We tossed out any idea of a schedule, and filled our days wandering the sidewalks, photographing, and imbibing inordinately inexpensive wine, usually beginning our vast vino guzzling at lunchtime.
The food and wine are both crazy cheap (a godsend coming from overpriced San Pedro de Atacama), with options for every taste (from vegetarian like me to an adventurous omnivore like Lavi). Salta is definitely soft on your budget, and a welcome relief from more high priced hotspots elsewhere in Argentina and in Chile. It gives leeway for luxury, even on a backpacker’s budget like ours.
One day we broke up our carb consumption (oh, the bread!) with a quick climb up Cerro San Bernardo to see the viewpoint (info on that hike here). While there’s a teleferico/cable car to the top, we decided to be both cheap and healthy and take the (very numerous) stairs.
If you’re Catholic (or maybe more importantly – if you’re not and wondering WTF the religious icons on the path are all about), there are 14 heavily-graffitied Stations of the Cross along the way. These stations are part of a path for the faithful, with each station being an opportunity to get down and pray and repent. It’s most popular to do during Lent and on Good Friday. I didn’t take part, but it was interesting to see, and I silently thanked my too-long Catholic Wednesday night education for providing me with at least a bit of useable information. [none of my photos of the Stations turned out – you’ll just have to see them for yourself!]
As someone who isn’t in prime shape, the stairs kicked my butt but I was thankful to have done it once I reached the top! I felt like all that physical exertion made up for the extra calories I’d been consuming. After the climb, I was definitely ready for some more wine… and carbs, all the carbs.
Aside from the bread, wine, and photography opps – Salta Argentina is also the perfect stopover city to other destinations. While we arrived from San Pedro de Atacama, Chile, we effortlessly made our way down to Cafayate (on one of the most beautiful bus rides of my life), and later I journeyed back through Salta to the border of Bolivia and onto Tupiza quite easily.
Necessary Details for Salta Argentina
Get Around Salta Argentina
We walked EVERYWHERE. Never once did we need to take a cab.
Where to Stay in Salta Argentina
We stayed at Posada de Huayruro for $25 a night for a private twin room with private bathroom. The bonuses were that it is close to bus station (about a ten minute safe walk even in the dark), and they serve a little breakfast for free (basically cookies or stale bread with jam). The downsides? The first night they put us in a room with a door with a glass panel – creepy and not very safe. The second day we were moved to a better room.
Transport to and from Salta Argentina
You can arrive from or depart to San Pedro de Atacama, Chile with departures almost every day. More information on schedule and prices here.

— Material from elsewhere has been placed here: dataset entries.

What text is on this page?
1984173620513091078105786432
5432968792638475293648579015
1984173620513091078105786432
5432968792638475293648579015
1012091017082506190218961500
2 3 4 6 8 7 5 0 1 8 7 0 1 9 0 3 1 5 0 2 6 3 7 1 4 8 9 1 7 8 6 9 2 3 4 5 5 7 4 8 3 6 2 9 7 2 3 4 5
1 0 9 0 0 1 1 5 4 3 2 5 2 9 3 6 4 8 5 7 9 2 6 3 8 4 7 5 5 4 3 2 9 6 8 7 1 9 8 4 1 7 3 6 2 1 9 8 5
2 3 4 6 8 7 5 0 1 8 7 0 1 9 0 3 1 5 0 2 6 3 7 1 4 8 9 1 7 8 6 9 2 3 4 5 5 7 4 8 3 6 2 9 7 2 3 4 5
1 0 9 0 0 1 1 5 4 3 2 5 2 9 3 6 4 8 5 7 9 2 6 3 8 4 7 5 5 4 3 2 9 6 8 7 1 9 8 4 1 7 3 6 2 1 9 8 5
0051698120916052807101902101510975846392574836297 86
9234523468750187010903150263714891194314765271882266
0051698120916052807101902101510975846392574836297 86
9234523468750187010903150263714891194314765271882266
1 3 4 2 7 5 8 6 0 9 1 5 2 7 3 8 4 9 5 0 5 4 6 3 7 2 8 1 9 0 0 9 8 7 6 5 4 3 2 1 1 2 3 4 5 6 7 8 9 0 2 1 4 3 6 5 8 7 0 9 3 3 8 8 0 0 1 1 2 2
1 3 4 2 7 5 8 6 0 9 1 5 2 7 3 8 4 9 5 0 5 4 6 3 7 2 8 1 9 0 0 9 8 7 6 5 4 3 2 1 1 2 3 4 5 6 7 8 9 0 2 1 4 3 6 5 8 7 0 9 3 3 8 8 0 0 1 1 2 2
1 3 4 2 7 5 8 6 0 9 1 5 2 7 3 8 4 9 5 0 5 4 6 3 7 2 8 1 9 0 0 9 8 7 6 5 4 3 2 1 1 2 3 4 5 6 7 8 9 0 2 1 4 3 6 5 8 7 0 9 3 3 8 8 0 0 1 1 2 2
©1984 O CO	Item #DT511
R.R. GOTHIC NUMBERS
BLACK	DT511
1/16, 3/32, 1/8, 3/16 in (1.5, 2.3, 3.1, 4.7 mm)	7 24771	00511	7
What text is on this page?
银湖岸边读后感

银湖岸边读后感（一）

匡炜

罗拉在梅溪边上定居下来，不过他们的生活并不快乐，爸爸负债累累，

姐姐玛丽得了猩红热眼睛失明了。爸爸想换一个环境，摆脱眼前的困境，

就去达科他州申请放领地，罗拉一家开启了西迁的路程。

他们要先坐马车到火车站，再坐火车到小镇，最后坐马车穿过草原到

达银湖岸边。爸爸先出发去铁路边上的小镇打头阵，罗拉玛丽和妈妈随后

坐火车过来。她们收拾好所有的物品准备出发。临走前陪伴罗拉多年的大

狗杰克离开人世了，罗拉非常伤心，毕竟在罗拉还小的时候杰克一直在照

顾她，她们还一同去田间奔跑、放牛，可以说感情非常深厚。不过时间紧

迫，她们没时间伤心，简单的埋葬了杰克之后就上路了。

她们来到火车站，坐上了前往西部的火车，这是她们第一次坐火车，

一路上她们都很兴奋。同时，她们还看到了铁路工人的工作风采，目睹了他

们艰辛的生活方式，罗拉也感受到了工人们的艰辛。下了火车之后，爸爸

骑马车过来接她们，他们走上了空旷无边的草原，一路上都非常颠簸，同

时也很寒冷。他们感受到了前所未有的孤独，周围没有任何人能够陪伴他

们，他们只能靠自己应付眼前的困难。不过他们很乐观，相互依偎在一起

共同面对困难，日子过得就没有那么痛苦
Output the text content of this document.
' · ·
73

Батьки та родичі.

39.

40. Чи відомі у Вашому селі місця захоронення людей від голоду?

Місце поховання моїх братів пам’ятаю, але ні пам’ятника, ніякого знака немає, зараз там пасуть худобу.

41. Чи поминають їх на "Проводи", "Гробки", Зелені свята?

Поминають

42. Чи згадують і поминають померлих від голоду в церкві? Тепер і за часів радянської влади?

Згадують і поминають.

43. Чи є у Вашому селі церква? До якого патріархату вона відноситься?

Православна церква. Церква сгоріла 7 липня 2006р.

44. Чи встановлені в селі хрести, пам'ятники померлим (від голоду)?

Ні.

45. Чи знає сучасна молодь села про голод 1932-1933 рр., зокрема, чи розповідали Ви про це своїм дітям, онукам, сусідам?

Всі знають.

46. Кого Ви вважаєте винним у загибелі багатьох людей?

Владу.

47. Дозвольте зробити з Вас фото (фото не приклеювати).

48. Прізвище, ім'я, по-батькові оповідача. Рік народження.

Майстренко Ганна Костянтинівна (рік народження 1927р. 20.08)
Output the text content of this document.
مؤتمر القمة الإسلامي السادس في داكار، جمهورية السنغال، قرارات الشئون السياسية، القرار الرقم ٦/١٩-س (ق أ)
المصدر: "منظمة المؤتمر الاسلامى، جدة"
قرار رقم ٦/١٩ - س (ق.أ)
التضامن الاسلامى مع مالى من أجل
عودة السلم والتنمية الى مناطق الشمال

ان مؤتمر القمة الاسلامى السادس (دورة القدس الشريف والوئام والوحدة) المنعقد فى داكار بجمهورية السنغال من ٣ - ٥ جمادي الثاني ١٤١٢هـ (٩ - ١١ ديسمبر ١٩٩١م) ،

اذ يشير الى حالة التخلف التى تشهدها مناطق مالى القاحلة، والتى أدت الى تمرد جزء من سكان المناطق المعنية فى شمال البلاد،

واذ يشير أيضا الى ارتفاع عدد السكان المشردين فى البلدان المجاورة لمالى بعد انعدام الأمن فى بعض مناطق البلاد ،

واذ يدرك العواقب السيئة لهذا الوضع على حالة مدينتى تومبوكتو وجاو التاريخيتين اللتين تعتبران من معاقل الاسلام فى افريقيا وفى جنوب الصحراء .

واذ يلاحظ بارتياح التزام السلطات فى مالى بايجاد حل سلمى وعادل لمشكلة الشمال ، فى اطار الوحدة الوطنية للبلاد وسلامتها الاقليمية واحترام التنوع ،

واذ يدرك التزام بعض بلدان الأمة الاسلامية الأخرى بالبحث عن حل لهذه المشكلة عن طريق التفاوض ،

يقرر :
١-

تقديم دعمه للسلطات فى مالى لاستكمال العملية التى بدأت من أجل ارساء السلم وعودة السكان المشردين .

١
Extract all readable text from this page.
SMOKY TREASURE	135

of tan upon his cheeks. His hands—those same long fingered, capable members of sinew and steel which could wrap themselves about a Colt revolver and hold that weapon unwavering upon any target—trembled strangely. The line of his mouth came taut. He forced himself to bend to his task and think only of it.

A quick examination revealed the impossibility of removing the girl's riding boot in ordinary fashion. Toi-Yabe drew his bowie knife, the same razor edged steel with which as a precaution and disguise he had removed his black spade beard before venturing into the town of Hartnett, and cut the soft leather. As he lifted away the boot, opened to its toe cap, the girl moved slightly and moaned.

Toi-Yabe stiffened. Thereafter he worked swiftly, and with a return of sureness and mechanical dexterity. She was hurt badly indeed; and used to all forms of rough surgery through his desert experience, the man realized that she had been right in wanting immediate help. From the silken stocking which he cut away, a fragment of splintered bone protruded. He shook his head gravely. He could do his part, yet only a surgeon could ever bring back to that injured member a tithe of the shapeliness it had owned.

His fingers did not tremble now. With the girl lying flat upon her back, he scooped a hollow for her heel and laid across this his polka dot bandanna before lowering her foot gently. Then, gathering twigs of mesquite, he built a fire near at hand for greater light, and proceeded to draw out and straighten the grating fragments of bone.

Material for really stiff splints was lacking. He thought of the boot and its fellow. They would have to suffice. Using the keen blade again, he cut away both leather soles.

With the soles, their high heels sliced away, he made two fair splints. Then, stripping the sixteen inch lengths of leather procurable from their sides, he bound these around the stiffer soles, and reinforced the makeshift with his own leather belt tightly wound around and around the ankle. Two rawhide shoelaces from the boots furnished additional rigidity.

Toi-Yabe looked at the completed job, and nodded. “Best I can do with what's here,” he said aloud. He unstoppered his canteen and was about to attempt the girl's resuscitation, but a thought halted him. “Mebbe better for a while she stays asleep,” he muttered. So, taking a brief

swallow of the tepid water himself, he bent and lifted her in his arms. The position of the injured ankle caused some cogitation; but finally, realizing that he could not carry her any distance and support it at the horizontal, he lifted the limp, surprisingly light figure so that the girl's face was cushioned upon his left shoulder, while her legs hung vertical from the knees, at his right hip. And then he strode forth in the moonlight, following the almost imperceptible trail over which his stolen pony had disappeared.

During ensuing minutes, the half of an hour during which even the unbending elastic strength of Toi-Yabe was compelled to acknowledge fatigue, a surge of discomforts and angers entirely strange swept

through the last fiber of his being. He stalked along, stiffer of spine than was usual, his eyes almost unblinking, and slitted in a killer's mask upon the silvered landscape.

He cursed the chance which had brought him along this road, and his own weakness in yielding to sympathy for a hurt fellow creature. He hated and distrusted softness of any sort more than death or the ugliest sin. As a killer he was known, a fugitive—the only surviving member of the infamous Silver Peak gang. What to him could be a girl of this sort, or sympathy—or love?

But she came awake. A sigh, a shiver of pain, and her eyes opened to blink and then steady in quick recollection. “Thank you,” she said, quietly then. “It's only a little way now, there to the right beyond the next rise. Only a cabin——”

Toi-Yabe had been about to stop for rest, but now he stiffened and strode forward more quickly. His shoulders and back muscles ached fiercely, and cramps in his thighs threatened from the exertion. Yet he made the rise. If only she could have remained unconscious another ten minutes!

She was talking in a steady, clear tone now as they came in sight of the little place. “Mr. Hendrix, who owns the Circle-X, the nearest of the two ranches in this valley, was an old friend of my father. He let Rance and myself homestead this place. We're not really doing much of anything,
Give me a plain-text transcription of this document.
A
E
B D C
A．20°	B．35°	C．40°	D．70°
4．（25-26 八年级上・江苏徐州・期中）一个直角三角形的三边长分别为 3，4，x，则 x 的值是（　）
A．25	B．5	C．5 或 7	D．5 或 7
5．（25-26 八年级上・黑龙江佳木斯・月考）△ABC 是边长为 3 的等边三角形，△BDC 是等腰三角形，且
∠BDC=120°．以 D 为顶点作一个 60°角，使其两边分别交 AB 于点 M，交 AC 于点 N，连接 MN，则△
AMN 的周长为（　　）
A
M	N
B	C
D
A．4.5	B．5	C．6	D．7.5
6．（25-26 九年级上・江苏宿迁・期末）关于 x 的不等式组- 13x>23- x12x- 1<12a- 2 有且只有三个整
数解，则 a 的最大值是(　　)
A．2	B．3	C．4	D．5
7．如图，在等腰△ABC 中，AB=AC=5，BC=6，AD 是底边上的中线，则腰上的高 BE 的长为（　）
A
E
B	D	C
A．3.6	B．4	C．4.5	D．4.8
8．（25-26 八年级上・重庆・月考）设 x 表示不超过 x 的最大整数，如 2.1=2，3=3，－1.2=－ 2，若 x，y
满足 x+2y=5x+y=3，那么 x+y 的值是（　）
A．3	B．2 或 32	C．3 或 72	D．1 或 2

If heading north to Bolivia, Salta’s main bus station has several departures throughout the day to the border town Argentinian border town La Quiaca, which you will cross over into Bolivia’s Villazon, and buy your onward ticket there. More information on schedules and prices here.
Salta is very well connected to the rest of Argentina, including Cafayate, which departures every few hours. Contact the bus station or check out this website for up to date information for wherever you want to go.